Mendengar pertanyaanku Ayah hanya terkekeh pelan dan kembali melanjutkan acara masaknya. "Kau tidak tau dulu aku adalah seorang chef terkenal di Indonesia," ucap Ayah.
"Benarkah? Aku tidak mengetahui itu," ucapku sambil tertawa kecil.
"Ya, itulah adanya." Aku terkekeh dengan pelan dan menatap ayah dengan sangat dalam. Banyak sekali yang aku syukuri saat ini saat bersama ayah. Dia benar-benar sangat membuat aku bersyukur dan selalu berharga di setiap waktunya.
Ya, meskipun aku bukan anak kandungnya. Tapi, setidaknya dia selalu ada dan selalu paham dengan apa yang aku inginkan. Ia juga, selalu menyayangi aku sama seperti ia menyayangi kedua anak dan istrinya. Itulah yang membuat aku lebih berharga dari sebelumnya saat ini.
"Emys?" panggil Ayah sambil melambaikan tangannya ke arahku, aku yang merasa di panggil langsung terperanjat kaget ke arahnya dan menatapnya dengan tatapan yang sendu.
"Iya Ayah. Ada apa?" jawabku dengan sangat sopan dan menutupi semua kegugupan yang aku rasakan saat ini.

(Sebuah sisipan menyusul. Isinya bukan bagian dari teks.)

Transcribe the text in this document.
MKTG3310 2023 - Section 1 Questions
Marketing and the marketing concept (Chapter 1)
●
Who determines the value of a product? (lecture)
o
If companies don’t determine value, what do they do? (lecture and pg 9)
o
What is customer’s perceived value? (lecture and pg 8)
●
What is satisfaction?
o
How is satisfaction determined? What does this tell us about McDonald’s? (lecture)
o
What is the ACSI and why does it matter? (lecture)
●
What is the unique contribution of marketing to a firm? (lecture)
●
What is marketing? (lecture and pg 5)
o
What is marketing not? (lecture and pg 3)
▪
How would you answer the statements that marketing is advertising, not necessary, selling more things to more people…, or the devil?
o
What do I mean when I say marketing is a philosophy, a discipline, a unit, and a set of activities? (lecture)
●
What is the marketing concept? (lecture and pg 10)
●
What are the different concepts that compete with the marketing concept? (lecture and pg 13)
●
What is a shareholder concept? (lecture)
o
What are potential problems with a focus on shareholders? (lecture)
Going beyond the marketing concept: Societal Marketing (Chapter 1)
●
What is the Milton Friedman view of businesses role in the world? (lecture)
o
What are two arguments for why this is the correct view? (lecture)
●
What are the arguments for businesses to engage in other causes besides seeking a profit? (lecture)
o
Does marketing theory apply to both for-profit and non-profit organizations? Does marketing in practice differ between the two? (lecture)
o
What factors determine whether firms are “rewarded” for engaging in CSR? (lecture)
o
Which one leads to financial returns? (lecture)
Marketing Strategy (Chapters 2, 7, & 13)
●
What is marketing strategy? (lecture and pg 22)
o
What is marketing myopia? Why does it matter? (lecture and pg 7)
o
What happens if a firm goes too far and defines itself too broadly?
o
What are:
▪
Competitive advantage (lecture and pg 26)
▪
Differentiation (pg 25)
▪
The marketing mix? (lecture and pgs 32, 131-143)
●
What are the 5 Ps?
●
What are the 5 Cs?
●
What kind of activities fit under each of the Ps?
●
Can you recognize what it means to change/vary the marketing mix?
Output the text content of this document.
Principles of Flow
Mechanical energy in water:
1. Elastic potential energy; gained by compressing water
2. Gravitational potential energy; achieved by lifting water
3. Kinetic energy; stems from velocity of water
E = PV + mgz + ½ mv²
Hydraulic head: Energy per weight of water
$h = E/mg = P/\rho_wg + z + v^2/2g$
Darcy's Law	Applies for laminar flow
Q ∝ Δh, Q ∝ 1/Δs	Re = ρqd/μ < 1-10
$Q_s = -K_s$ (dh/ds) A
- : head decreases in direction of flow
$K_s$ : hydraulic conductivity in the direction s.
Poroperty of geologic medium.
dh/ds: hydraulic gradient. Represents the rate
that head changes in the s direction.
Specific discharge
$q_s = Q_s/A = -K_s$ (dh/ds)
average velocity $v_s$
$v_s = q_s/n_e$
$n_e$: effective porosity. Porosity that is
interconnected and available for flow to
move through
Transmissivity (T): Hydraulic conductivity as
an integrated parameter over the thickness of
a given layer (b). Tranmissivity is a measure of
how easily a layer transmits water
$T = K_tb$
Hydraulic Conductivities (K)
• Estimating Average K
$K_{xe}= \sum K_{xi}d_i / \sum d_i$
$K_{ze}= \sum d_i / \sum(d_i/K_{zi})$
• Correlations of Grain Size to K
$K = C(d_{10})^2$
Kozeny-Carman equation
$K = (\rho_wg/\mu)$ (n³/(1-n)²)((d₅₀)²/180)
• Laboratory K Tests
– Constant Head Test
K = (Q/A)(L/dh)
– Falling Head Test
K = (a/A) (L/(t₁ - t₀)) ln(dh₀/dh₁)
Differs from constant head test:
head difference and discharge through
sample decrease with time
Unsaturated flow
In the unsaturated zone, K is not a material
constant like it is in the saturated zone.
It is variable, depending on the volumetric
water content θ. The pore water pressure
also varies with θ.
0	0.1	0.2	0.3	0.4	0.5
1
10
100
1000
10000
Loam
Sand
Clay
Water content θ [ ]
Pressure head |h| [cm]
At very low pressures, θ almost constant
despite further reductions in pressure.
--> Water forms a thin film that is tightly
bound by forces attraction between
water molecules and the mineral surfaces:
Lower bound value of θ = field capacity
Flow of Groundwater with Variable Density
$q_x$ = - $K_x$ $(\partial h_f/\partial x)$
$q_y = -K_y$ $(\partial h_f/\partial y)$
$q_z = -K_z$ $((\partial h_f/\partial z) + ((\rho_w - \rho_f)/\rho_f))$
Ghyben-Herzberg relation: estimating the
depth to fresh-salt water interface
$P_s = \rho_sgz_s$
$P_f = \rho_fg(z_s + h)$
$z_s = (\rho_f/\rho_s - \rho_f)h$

Jujur saja, aku sangat takut saat ini. Soalnya Ayah sudah sangat tajam melihat diriku dari atas sampai bawah. Aku sangat takut dia mengetahui apa yang di lakukan oleh anak dan istrinya yang sangat kejam saat ini kepadaku.
"Tanganmu kenapa?" tanya Ayah dengan sangat lembut.
"Gapapa ko Yah, tadi ada insiden kecil aja mangkanya begini," ujarku dengan sangat hati-hati.
"Insiden kecil gak mungkin satu badan luka dong?" tanya Ayah.
Tubuhku menegang mendengar pertanyaan dari ayah. Rasanya ingin sekali aku menenggelamkan diri ke sungai dan tidak muncul ke permukaan lagi sampai suatu hari nanti. Tapi, apalah daya. Aku tidak bisa melakukannya saat ini. Aku hanya bisa pasrah kepada Dewi Fortuna agar bisa berpihak kepadaku pagi ini.
"Itu hanya perasaan Ayah aja, aku gapapa ko. Tadi, aku abis jatuh aja dari tangga karena buru-buru ke dapur pengen minum. Yaudah deh dapat beginian," jawabku dengan sangat takut.
"Bukan karena ulah mereka semuakan?" tanya Ayah dengan sangat tegas.
"Tidak Ayah, tenang aja. Mereka semua baik kepadaku saat ini. Mereka juga selalu sayang sama Emys sekarang ini. Ayah tenang aja ya."
"Maafkan Ayah, Ayah akan meninggalkan kamu dan anak-anak Ayah dalam waktu dekat ini. Ayah di tugaskan di Jepang selama beberapa hari ke depan."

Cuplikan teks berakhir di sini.